Переживание разочарования связано с крахом идеи совершенства мира. Ребенок достаточно рано сталкивается с несовершенством мира, хотя бы в силу того, что он не всем может управлять и люди, которым он доверяет, могут иногда подводить, уходить и не возвращаться некоторое время, а потом возвращаться и нуждаться в прощении. Переживание разочарования подразумевает в здоровом варианте развития огорчение и утешение со стороны эмпатически настроенного родителя. Утрата первичной иллюзии должна быть оплакана в присутствии значимого взрослого, подтверждающего ценность ребенка и значимость отношений, что служит основой прощения и позволяет ребенку становиться все более толерантным к собственным неудачам и несовершенству родителей.
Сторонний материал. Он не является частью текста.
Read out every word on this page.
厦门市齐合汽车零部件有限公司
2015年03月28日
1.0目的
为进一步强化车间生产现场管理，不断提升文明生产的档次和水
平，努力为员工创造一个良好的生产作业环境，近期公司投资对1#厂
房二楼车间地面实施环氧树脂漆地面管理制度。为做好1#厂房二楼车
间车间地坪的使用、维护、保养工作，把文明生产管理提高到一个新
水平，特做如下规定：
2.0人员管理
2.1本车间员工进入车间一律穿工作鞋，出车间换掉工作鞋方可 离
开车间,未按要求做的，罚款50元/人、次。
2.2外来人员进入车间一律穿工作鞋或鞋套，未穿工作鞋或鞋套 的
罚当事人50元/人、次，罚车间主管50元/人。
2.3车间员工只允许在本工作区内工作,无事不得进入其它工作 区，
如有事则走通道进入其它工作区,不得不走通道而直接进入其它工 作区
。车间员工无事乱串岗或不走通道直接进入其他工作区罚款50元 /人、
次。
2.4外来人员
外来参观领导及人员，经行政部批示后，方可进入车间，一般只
По отношению к значимым другом прощение позволяет отпустить идеализированный объект и отделиться самому, сохраняя надежду и благодарность. Именно прощание, отпускание нарциссического объекта в сочетании с сохранением включенности в отношения с ним служит основой формирования той дистанции, на которой становится возможной подвижность контакта, расставание и встреча. Примитивная идентификация через слияние с объектом сменяется открытием собственной идентичности (Э.Эриксон, 1964/1996). Нарциссический объект превращается таким образом в субъекта взаимодействия и отношения приобретают субъект-субъектный характер, где оба партнера являются ценными и неидеальными. Если всего этого не происходит, ребенок будет стремиться избегать разочарования всеми возможными способами, стараясь не очаровываться понапрасну, потому что очень больно разочаровываться, а справиться с огорчением без утешения, в одиночку ему не под силу. Только опыт разочарования, прожитый а отношениях принятия, создает устойчивость к разочарованию и позволяет нам сохранять некоторые необходимые всем нам иллюзии и способность к здоровой конфлюенции.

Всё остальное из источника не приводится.